Chin will be one of several women featured at the upcoming Brewery and The Beast food-and-beer event in Vancouver. This year’s unprecedented appearance of women at the event isn’t lost on Chin.
“I attended last year’s Brewery and The Beast as a sous chef and this year as executive chef,” Chin says of the meaty meal. “What’s great is that last year there were already several female chefs and we have grown in numbers this year. It is wonderful to be able to participate in events like these ... I am excited and looking forward to it.”
To Scott Gurney, the creator of Brewery and the Beast, the “steady increase year to year” of female chefs at the annual event has nothing to do with a pressure to provide gender parity, and everything to do with raw talent.
“Talent, skill, passion, dedication, and confidence,” he says when asked to explain the increase in the number of female chefs at the event.

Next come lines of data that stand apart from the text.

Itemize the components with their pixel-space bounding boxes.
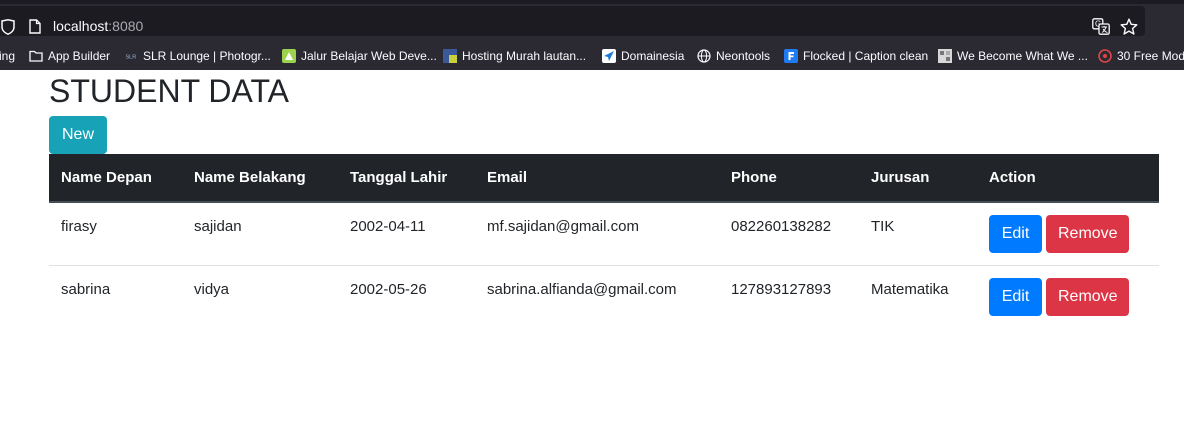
- url-field[interactable]: localhost:8080 G: [0, 6, 1145, 36]
- url-port: :8080: [108, 18, 144, 34]
- url-host: localhost: [53, 18, 109, 34]
- globe-icon: [697, 49, 711, 63]
- bookmark-item[interactable]: We Become What We ...: [938, 48, 1088, 64]
- cell-phone: 127893127893: [731, 280, 832, 298]
- column-header-email: Email: [475, 154, 719, 203]
- cell-name-belakang: vidya: [194, 280, 230, 298]
- bookmark-label: We Become What We ...: [957, 49, 1088, 63]
- bookmark-label: Domainesia: [621, 49, 685, 63]
- cell-jurusan: Matematika: [871, 280, 949, 298]
- new-student-button[interactable]: New: [49, 116, 107, 154]
- column-header-name-depan: Name Depan: [49, 154, 182, 203]
- cell-action: Edit Remove: [977, 265, 1159, 328]
- bookmark-item[interactable]: 30 Free Mod: [1098, 48, 1184, 64]
- bookmark-star-icon[interactable]: [1120, 18, 1138, 36]
- translate-icon[interactable]: G: [1092, 18, 1110, 35]
- column-header-action: Action: [977, 154, 1159, 203]
- browser-address-bar: localhost:8080 G: [0, 0, 1184, 40]
- student-table: Name Depan Name Belakang Tanggal Lahir E…: [49, 154, 1159, 328]
- shield-icon[interactable]: [0, 19, 16, 35]
- cell-email: mf.sajidan@gmail.com: [487, 218, 639, 235]
- domainesia-icon: [602, 49, 616, 63]
- bookmark-folder-app-builder[interactable]: App Builder: [29, 48, 110, 64]
- hosting-icon: [443, 49, 457, 63]
- table-header-row: Name Depan Name Belakang Tanggal Lahir E…: [49, 154, 1159, 203]
- edit-button[interactable]: Edit: [989, 277, 1042, 316]
- mod-icon: [1098, 49, 1112, 63]
- cell-tanggal-lahir: 2002-04-11: [350, 218, 426, 235]
- bookmarks-toolbar: ing App Builder SLR SLR Lounge | Photogr…: [0, 40, 1184, 70]
- remove-button[interactable]: Remove: [1046, 277, 1129, 316]
- svg-text:SLR: SLR: [126, 55, 137, 61]
- table-header: Name Depan Name Belakang Tanggal Lahir E…: [49, 154, 1159, 203]
- folder-icon: [29, 50, 43, 62]
- bookmark-label: Neontools: [716, 49, 771, 63]
- bookmark-label: Jalur Belajar Web Deve...: [301, 49, 437, 63]
- table-row: firasy sajidan 2002-04-11 mf.sajidan@gma…: [49, 202, 1159, 265]
- slr-icon: SLR: [125, 50, 137, 62]
- game-icon: [938, 49, 952, 63]
- column-header-name-belakang: Name Belakang: [182, 154, 338, 203]
- cell-jurusan: TIK: [871, 218, 895, 235]
- bookmark-item[interactable]: Domainesia: [602, 48, 684, 64]
- column-header-tanggal-lahir: Tanggal Lahir: [338, 154, 475, 203]
- bookmark-label: SLR Lounge | Photogr...: [143, 49, 271, 63]
- bookmark-item[interactable]: Neontools: [697, 48, 770, 64]
- cell-phone: 082260138282: [731, 218, 832, 235]
- bookmark-label: Hosting Murah lautan...: [462, 49, 587, 63]
- cell-action: Edit Remove: [977, 202, 1159, 265]
- bookmark-item[interactable]: SLR SLR Lounge | Photogr...: [124, 48, 271, 64]
- edit-button[interactable]: Edit: [989, 215, 1042, 253]
- cell-email: sabrina.alfianda@gmail.com: [487, 280, 677, 298]
- cell-name-belakang: sajidan: [194, 218, 242, 235]
- bookmark-label: App Builder: [48, 49, 111, 63]
- page-title: STUDENT DATA: [49, 73, 290, 109]
- url-text[interactable]: localhost:8080: [53, 18, 143, 34]
- column-header-jurusan: Jurusan: [859, 154, 977, 203]
- green-icon: [282, 49, 296, 63]
- cell-name-depan: sabrina: [61, 280, 111, 298]
- remove-button[interactable]: Remove: [1046, 215, 1129, 253]
- bookmark-item[interactable]: Jalur Belajar Web Deve...: [282, 48, 437, 64]
- bookmark-item[interactable]: ing: [0, 48, 15, 64]
- column-header-phone: Phone: [719, 154, 859, 203]
- bookmark-item[interactable]: Flocked | Caption clean: [784, 48, 928, 64]
- cell-name-depan: firasy: [61, 218, 97, 235]
- table-row: sabrina vidya 2002-05-26 sabrina.alfiand…: [49, 265, 1159, 328]
- bookmark-label: 30 Free Mod: [1117, 49, 1184, 63]
- bookmark-label: Flocked | Caption clean: [803, 49, 929, 63]
- bookmark-label: ing: [0, 49, 16, 63]
- tab-strip-edge: [0, 0, 1184, 4]
- cell-tanggal-lahir: 2002-05-26: [350, 280, 427, 298]
- flocked-icon: [784, 49, 798, 63]
- page-icon: [29, 19, 41, 34]
- bookmark-item[interactable]: Hosting Murah lautan...: [443, 48, 586, 64]
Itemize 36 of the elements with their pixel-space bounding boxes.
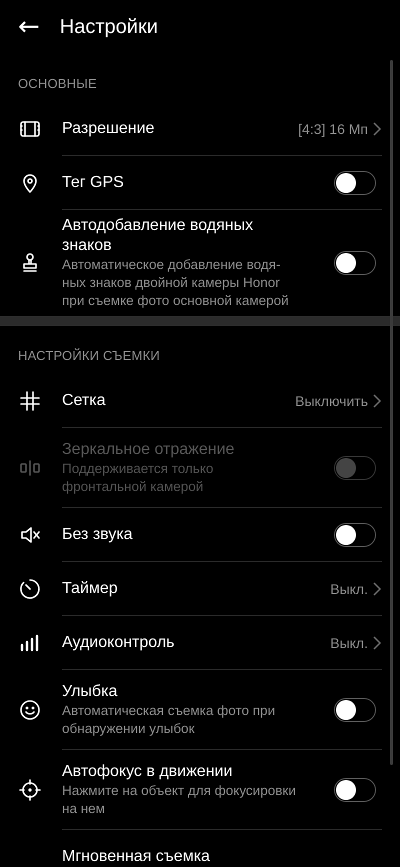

“Plain and simple: women are excellent chefs.”
For this year’s meat-and-beer extravaganza, Chin is touching on her personal history for the recipe she’ll serve to the sold-out event’s hungry visitors. “I will be featuring a barbecue item I grew up eating and making a lot with my community back home, in Hawaii,” Chin says. “Maui ribs!”
It will be yet another chance for Chin and her peers to prove that, good food is good food, no matter who makes it.